Since the forests cover (or used to cover) the greatest amount of area on our planet, they would be the most likely source for a major amount of the oxygen that is returned into the atmosphere through the action of the chlorophyll within their leaves. Therefore, it is completely ludicrous for anyone to say that cutting down a forest, or any part of a forest, to expand the human population does no harm. Harm IS done! Even if people think that everything will be okay, that no harm is being done to our atmosphere as a result of the cutting down of forested areas, enough of these deforested areas occurring throughout the world Will cause harm!
Even if reforestation is done soon after that part of the forest has been cut down, it would still take years for the young trees just planted to become large enough to give out the same amount of oxygen as those trees that were taken away. Factor in the possibility that more trees are being cut down than are being replaced through the reforestation process and the amount of oxygen being returned to the atmosphere will be steadily decreasing over time. These actions could be creating a harmful situation worldwide!

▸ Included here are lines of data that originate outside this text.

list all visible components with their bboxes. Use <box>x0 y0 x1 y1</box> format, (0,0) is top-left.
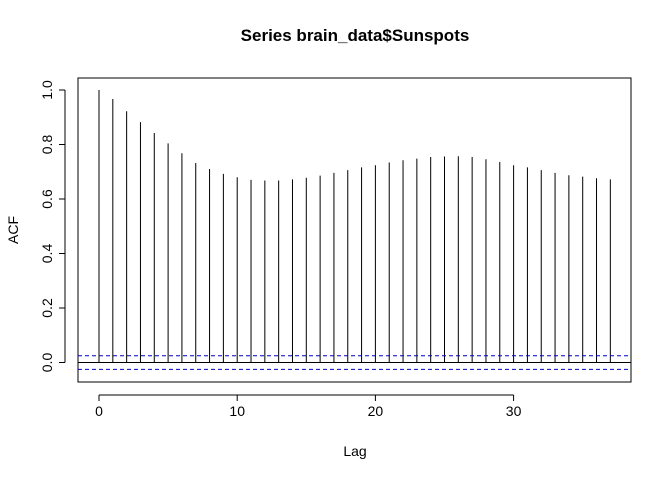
x-tick-label: 10 <box>229 403 245 419</box>
x-tick-label: 0 <box>95 403 103 419</box>
y-tick-label: 0.8 <box>39 135 55 155</box>
y-tick-label: 0.2 <box>39 298 55 318</box>
chart-title: Series brain_data$Sunspots <box>241 26 470 45</box>
x-axis: 0 10 20 30 <box>95 394 522 419</box>
x-tick-label: 20 <box>368 403 384 419</box>
reference-lines <box>78 355 631 370</box>
acf-bars <box>98 90 611 363</box>
x-axis-label: Lag <box>343 443 366 459</box>
x-tick-label: 30 <box>506 403 522 419</box>
y-tick-label: 0.6 <box>39 189 55 209</box>
y-tick-label: 1.0 <box>39 80 55 100</box>
y-axis: 0.0 0.2 0.4 0.6 0.8 1.0 <box>39 80 66 373</box>
y-tick-label: 0.4 <box>39 244 55 264</box>
plot-frame <box>77 77 632 383</box>
y-axis-label: ACF <box>5 216 21 244</box>
y-tick-label: 0.0 <box>39 353 55 373</box>
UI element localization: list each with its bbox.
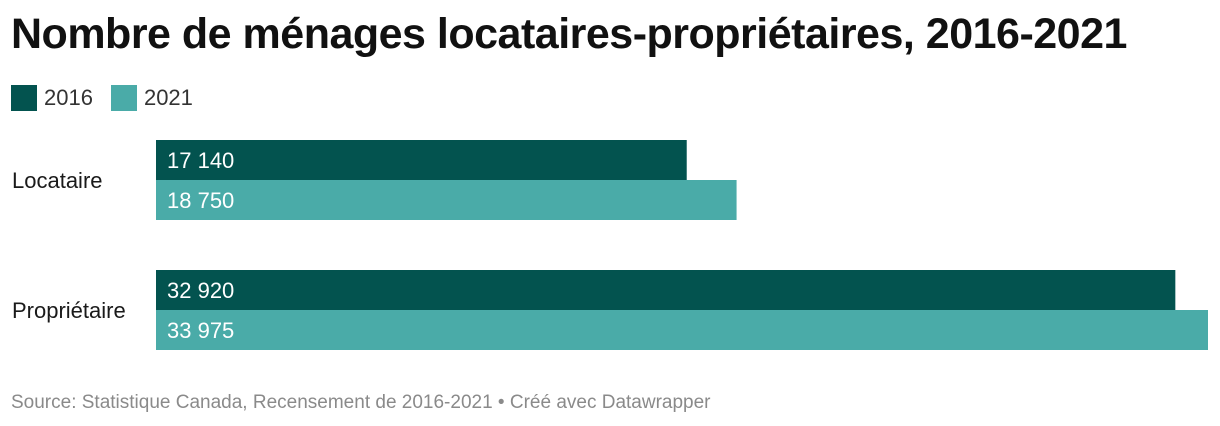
bar-proprietaire-2016: [156, 270, 1176, 310]
bar-locataire-2021: [156, 180, 737, 220]
bar-proprietaire-2021: [156, 310, 1208, 350]
legend-swatch-2021: [110, 85, 137, 111]
value-label-proprietaire-2016: 32 920: [167, 278, 234, 303]
value-label-locataire-2021: 18 750: [167, 188, 234, 213]
legend-swatch-2016: [11, 85, 37, 111]
legend-item-2016: 2016: [11, 85, 93, 111]
legend-label-2021: 2021: [143, 85, 193, 110]
legend: 2016 2021: [11, 85, 211, 111]
value-label-proprietaire-2021: 33 975: [167, 318, 234, 343]
bar-locataire-2016: [156, 140, 687, 180]
chart-title: Nombre de ménages locataires-propriétair…: [11, 10, 1127, 58]
value-label-locataire-2016: 17 140: [167, 148, 234, 173]
legend-item-2021: 2021: [110, 85, 193, 111]
category-label-locataire: Locataire: [12, 168, 103, 193]
category-label-proprietaire: Propriétaire: [12, 298, 126, 323]
legend-label-2016: 2016: [44, 85, 93, 110]
source-note: Source: Statistique Canada, Recensement …: [11, 392, 711, 413]
bar-chart: Locataire 17 140 18 750 Propriétaire 32 920 3…: [12, 140, 1208, 350]
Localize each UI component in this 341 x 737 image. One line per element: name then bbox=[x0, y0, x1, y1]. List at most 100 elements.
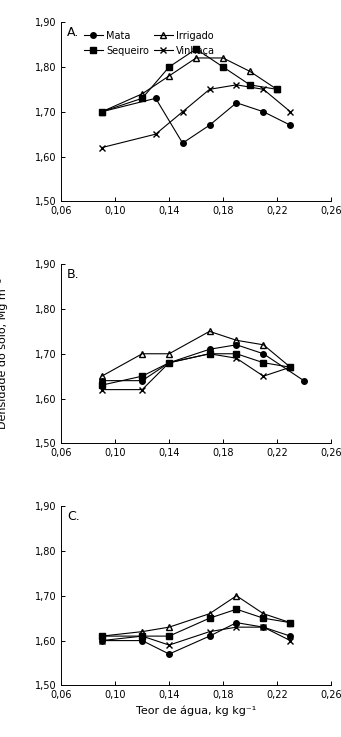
Mata bbox=[302, 376, 306, 385]
Sequeiro bbox=[100, 108, 104, 116]
Mata bbox=[261, 349, 265, 358]
Vinhaça bbox=[100, 385, 104, 394]
Vinhaça bbox=[140, 385, 144, 394]
Irrigado bbox=[207, 609, 211, 618]
Vinhaça bbox=[207, 349, 211, 358]
Line: Vinhaça: Vinhaça bbox=[99, 624, 293, 648]
Mata bbox=[288, 632, 292, 640]
Vinhaça bbox=[261, 623, 265, 632]
Sequeiro bbox=[140, 371, 144, 380]
Line: Sequeiro: Sequeiro bbox=[99, 351, 293, 388]
Sequeiro bbox=[288, 618, 292, 627]
Mata bbox=[100, 376, 104, 385]
Mata bbox=[140, 376, 144, 385]
Mata bbox=[100, 108, 104, 116]
Vinhaça bbox=[288, 108, 292, 116]
Vinhaça bbox=[261, 371, 265, 380]
Irrigado bbox=[140, 89, 144, 98]
Sequeiro bbox=[275, 85, 279, 94]
Line: Irrigado: Irrigado bbox=[99, 329, 293, 379]
Vinhaça bbox=[288, 363, 292, 371]
Irrigado bbox=[261, 340, 265, 349]
Sequeiro bbox=[100, 381, 104, 390]
Irrigado bbox=[167, 71, 171, 80]
Mata bbox=[140, 636, 144, 645]
Mata bbox=[207, 632, 211, 640]
Sequeiro bbox=[235, 605, 239, 614]
Sequeiro bbox=[261, 614, 265, 623]
Irrigado bbox=[235, 336, 239, 345]
Line: Sequeiro: Sequeiro bbox=[99, 607, 293, 639]
Sequeiro bbox=[167, 63, 171, 71]
Mata bbox=[167, 358, 171, 367]
Vinhaça bbox=[207, 627, 211, 636]
Sequeiro bbox=[248, 80, 252, 89]
Line: Vinhaça: Vinhaça bbox=[99, 82, 293, 150]
Irrigado bbox=[288, 363, 292, 371]
Mata bbox=[167, 649, 171, 658]
Text: C.: C. bbox=[67, 510, 79, 523]
Text: B.: B. bbox=[67, 268, 79, 281]
Text: A.: A. bbox=[67, 26, 79, 39]
Mata bbox=[100, 636, 104, 645]
Sequeiro bbox=[261, 358, 265, 367]
Vinhaça bbox=[167, 358, 171, 367]
Sequeiro bbox=[100, 632, 104, 640]
Irrigado bbox=[261, 609, 265, 618]
X-axis label: Teor de água, kg kg⁻¹: Teor de água, kg kg⁻¹ bbox=[136, 706, 256, 716]
Line: Vinhaça: Vinhaça bbox=[99, 351, 293, 392]
Vinhaça bbox=[207, 85, 211, 94]
Irrigado bbox=[140, 627, 144, 636]
Vinhaça bbox=[153, 130, 158, 139]
Irrigado bbox=[100, 108, 104, 116]
Line: Mata: Mata bbox=[99, 620, 293, 657]
Line: Irrigado: Irrigado bbox=[99, 593, 293, 639]
Mata bbox=[261, 108, 265, 116]
Line: Sequeiro: Sequeiro bbox=[99, 46, 280, 114]
Irrigado bbox=[235, 591, 239, 600]
Vinhaça bbox=[235, 354, 239, 363]
Vinhaça bbox=[100, 143, 104, 152]
Mata bbox=[207, 345, 211, 354]
Line: Mata: Mata bbox=[99, 96, 293, 146]
Line: Irrigado: Irrigado bbox=[99, 55, 280, 114]
Mata bbox=[207, 121, 211, 130]
Sequeiro bbox=[221, 63, 225, 71]
Vinhaça bbox=[235, 80, 239, 89]
Irrigado bbox=[140, 349, 144, 358]
Sequeiro bbox=[207, 349, 211, 358]
Mata bbox=[261, 623, 265, 632]
Sequeiro bbox=[140, 632, 144, 640]
Irrigado bbox=[100, 632, 104, 640]
Vinhaça bbox=[261, 85, 265, 94]
Irrigado bbox=[167, 623, 171, 632]
Sequeiro bbox=[288, 363, 292, 371]
Vinhaça bbox=[140, 632, 144, 640]
Sequeiro bbox=[207, 614, 211, 623]
Irrigado bbox=[221, 54, 225, 63]
Vinhaça bbox=[288, 636, 292, 645]
Mata bbox=[153, 94, 158, 102]
Irrigado bbox=[167, 349, 171, 358]
Mata bbox=[235, 98, 239, 107]
Legend: Mata, Sequeiro, Irrigado, Vinhaça: Mata, Sequeiro, Irrigado, Vinhaça bbox=[80, 27, 219, 60]
Mata bbox=[288, 121, 292, 130]
Vinhaça bbox=[167, 640, 171, 649]
Irrigado bbox=[100, 371, 104, 380]
Sequeiro bbox=[140, 94, 144, 102]
Sequeiro bbox=[167, 632, 171, 640]
Vinhaça bbox=[100, 636, 104, 645]
Irrigado bbox=[288, 618, 292, 627]
Line: Mata: Mata bbox=[99, 342, 307, 383]
Irrigado bbox=[248, 67, 252, 76]
Irrigado bbox=[194, 54, 198, 63]
Irrigado bbox=[275, 85, 279, 94]
Sequeiro bbox=[235, 349, 239, 358]
Text: Densidade do solo, Mg m⁻³: Densidade do solo, Mg m⁻³ bbox=[0, 278, 9, 430]
Vinhaça bbox=[180, 108, 184, 116]
Sequeiro bbox=[167, 358, 171, 367]
Irrigado bbox=[207, 327, 211, 336]
Sequeiro bbox=[194, 44, 198, 53]
Mata bbox=[235, 340, 239, 349]
Mata bbox=[180, 139, 184, 147]
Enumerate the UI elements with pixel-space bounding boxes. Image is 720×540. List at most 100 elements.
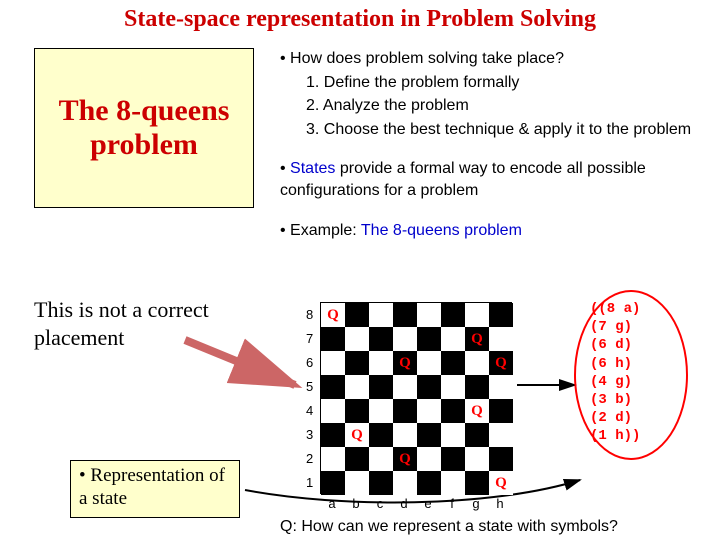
bullet-3: • Example: The 8-queens problem (280, 220, 710, 242)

Other factors in the decline of forests are disease and insect infestation. These two factors are becoming increasingly prevalent in certain forested areas. Again, the loss of forests through the mindless and hostile actions of either disease or insects reduces the output of oxygen into our atmosphere. Reforestation in either case may not have the desired result unless a way can be found to either halt the disease or eliminate the insect that is attacking otherwise healthy trees.
The above is not intended to be construed in any way as a scientific approach to the solution of this problem, but rather as a call to alarm that must be heeded if we do not want to deplete the precious oxygen in our atmosphere. For I am sure that, when the oxygen decreases below a certain level, life on this planet, both plant and animal, will most certainly suffer.